Originally Posted by ella85
So theres this question in my textbook:..
Find the point of intersection between the function y= (3/((3x-4)^2)) + 6

I know you begin with

x = (3/((3x-4)^2)) + 6

x-6 = (3/((3x-4)^2))

√ (x-6)(3x-4)= √ 3

but then i just keep going round in circles and can never get the x on its own.
any help would be greatly appreciated=]

If $f(x) = \frac{3}{(3x - 4)^2} + 6$ then an inverse function does not exist. This is because $y = f(x)$ is not one-to-one. So the first thing you have to do is restrict the domain of $y = f(x)$ so that is is one-to-one.

One such restriction might be $\left( \frac{3}{4}, ~ + \infty\right]$. Then $f^{-1}(x) = -\frac{1}{3} \sqrt{\frac{3}{y - 6}} + \frac{4}{3}$.

How I got this:

Solve $x = \frac{3}{(3y - 4)^2} + 6$ for $y$:

$x = \frac{3}{(3y - 4)^2} + 6$

$\Rightarrow x - 6 = \frac{3}{(3y - 4)^2}$

$\Rightarrow \frac{3}{x - 6} = (3y - 4)^2$

$\Rightarrow \pm \sqrt{\frac{3}{x - 6}} = 3y - 4$

$\Rightarrow \pm \sqrt{\frac{3}{x - 6}} + 4 = 3y$.

A simple known point on $y = f(x)$ is (1, 9). Therefore a point on $y = f^{-1}(x)$ is (9, 1). Substitute (9, 1) into $y = \pm \frac{1}{3} \sqrt{\frac{3}{y - 6}} + \frac{4}{3}$:

$1 = \pm \frac{1}{3} \sqrt{\frac{3}{9 - 6}} + \frac{4}{3}$

and so the negative root solution for the inverse function must be used to get equality.

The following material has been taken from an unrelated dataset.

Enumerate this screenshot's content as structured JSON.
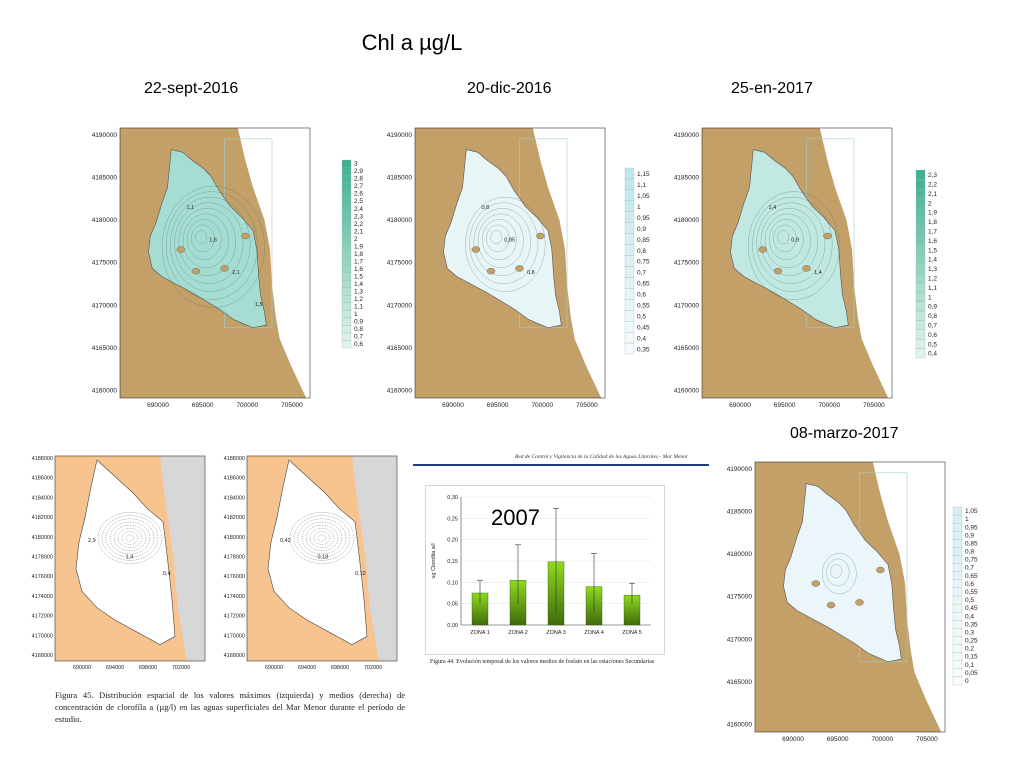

--------------------------------------------------------------------------------------------------------------------------

If the restriction $\left(- \infty, ~ \frac{3}{4}\right]$ on the domain of $y = f(x)$ is used, then $f^{-1}(x) = \frac{1}{3} \sqrt{\frac{3}{y - 6}} + \frac{4}{3}$.
• Apr 26th 2009, 04:49 AM
ella85
I'm really sorry to keep bothering you...you're explaining it all really well
but what im trying to find is the point of intersection between
http://www.mathhelpforum.com/math-he...8a4e9ac9-1.gif and the line y=x

so i know that you use simultaneous equations and ive simplified it to the point where
x-6 = 3/((3x-4)^2)
and it says in my book that the answer is 6.015, but i can't work out how to get this answer.
thanks again.
• Apr 26th 2009, 05:22 AM
mr fantastic
Quote:

Originally Posted by ella85
I'm really sorry to keep bothering you...you're explaining it all really well
but what im trying to find is the point of intersection between
http://www.mathhelpforum.com/math-he...8a4e9ac9-1.gif and the line y=x

so i know that you use simultaneous equations and ive simplified it to the point where
x-6 = 3/((3x-4)^2)
and it says in my book that the answer is 6.015, but i can't work out how to get this answer.
thanks again.

Are you expected to get an exact answer or is an approximate answer sufficient? From the answer given, it looks like the latter. In which case you should use technology (eg. a graphics or CAS calculator) to solve $(x - 6)(3x - 4)^2 = 3$.

To get an exact answer will involve solving a cubic equation that has no simple exact real solution (which means you would have to use the Cardano formula).